Pharmaceutical Shortages in the NICU
by Dr. Mitchell Goldstein, neonatologist and NPIHC Steering Committee member
The healthcare system as we know it is changing. Certain systematic changes bode well for perinatal and neonatal care. The new laws which provide for enhanced coverage for young mothers and recognition that pre-existing conditions cannot be excluded will favorably impact babies and their mothers.
However, despite these systematic changes, the healthcare system is reeling from the effects of unanticipated medication shortages. Nowhere is this more critical than in the NICU. There are a myriad of root causes. As pharmaceutical manufacturers gear up for changes in remuneration, less productive product lines are discontinued. Group Purchasing Organizations (GPOs) attempt to secure the best price for their client hospitals, but single sourcing further complicates issues with remuneration as pharmaceutical suppliers are unable to sell into a competitive marketplace. Faced with uncertain supply, hospitals and their suppliers hoard medications and other crucial pharmaceutical supplies. Moreover, issues with compounding pharmacies have restricted the possibility of second sourcing to first line pharmaceutical manufacturers. Food and Drug Administration (FDA) regulations may add many months or years to the wait for a replacement.
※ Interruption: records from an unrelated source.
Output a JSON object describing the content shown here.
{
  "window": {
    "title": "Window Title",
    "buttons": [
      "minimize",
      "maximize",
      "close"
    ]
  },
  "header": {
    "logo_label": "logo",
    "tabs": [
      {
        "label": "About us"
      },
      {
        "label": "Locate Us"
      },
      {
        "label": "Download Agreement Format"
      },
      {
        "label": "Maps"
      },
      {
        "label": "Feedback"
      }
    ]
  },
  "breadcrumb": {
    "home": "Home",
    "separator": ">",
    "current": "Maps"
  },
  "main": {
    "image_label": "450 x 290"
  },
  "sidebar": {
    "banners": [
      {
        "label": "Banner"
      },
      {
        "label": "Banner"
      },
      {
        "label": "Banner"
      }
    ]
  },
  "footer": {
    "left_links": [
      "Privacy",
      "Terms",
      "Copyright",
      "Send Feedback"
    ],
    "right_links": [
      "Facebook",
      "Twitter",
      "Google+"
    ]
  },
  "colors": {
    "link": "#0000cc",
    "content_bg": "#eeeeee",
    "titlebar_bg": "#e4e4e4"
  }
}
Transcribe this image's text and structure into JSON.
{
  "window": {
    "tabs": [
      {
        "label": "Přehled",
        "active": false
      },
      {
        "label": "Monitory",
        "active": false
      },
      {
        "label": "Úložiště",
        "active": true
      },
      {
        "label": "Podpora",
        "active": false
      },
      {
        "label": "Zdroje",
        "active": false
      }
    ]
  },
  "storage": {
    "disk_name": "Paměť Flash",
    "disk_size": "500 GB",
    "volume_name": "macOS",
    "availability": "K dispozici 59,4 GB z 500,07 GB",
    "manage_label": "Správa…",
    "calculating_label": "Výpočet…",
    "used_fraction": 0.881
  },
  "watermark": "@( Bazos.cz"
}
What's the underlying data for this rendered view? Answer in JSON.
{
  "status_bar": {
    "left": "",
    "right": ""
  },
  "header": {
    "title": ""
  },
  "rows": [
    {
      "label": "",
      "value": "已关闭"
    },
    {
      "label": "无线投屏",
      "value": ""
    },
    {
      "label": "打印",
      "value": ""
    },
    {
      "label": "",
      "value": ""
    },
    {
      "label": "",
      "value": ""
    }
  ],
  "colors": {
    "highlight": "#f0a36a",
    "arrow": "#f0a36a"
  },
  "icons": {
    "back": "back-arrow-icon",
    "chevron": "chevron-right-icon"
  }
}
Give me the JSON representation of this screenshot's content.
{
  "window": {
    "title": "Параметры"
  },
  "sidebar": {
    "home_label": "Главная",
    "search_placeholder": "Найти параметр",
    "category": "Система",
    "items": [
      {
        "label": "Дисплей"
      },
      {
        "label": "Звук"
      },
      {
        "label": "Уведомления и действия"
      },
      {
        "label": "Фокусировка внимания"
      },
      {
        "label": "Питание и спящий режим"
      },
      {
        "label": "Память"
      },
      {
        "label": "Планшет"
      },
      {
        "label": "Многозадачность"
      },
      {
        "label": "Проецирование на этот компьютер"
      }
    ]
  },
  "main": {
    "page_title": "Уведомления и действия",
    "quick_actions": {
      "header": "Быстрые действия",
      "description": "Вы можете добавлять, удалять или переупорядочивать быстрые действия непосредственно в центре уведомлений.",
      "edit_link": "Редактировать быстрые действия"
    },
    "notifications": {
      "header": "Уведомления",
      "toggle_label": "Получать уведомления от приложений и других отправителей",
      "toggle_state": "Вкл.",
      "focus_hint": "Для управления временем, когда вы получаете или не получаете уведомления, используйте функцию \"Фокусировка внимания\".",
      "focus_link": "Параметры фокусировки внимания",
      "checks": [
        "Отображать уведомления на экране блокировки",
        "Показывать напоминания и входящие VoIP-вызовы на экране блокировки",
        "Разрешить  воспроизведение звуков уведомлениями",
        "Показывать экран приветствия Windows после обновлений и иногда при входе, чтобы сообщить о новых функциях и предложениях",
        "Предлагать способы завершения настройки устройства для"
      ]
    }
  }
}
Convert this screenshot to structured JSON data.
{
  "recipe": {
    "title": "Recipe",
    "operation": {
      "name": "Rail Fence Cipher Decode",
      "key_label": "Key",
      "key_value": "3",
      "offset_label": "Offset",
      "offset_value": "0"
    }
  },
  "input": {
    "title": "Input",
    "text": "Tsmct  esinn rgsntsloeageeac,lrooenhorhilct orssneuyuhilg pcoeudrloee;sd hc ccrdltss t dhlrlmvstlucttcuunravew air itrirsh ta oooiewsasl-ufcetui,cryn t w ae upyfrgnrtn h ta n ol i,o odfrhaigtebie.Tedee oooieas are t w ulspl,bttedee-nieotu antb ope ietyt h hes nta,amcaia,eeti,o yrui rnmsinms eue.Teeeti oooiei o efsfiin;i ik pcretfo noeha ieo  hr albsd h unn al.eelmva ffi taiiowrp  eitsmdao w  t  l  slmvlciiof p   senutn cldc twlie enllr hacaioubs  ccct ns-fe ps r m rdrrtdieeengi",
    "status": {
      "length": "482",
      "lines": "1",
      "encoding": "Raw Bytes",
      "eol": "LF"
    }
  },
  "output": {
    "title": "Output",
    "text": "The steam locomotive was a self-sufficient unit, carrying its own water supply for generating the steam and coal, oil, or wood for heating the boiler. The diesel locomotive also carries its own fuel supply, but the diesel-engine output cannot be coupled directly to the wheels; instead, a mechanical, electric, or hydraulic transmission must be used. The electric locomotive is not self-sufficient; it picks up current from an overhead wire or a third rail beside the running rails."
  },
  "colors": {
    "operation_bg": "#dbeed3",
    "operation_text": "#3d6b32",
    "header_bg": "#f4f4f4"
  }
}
Total Parenteral Nutrition (TPN) is nutrition that is provided by vein and depends on the availability of a large number of varied pharmaceutical supplies. Most Neonatal Intensive Care Units have had to weather shortages of vitamins, iron, trace elements, electrolytes, protein, and even glucose during the past several years. Sometimes one set of electrolytes can be substituted for another, but glucose, protein, vitamins, and trace elements are essential to provide nutrition to babies who cannot tolerate traditional feeds. If a baby is TPN dependent for a long period of time, these shortages can be life threatening.
We must send a message to those change agents that the needs of our babies must be given the highest priority in this new paradigm for healthcare delivery, or watch helplessly as our preterm and other at risk babies are ravaged by nutritional deficiencies that have not been seen in the USA since the early 1900s.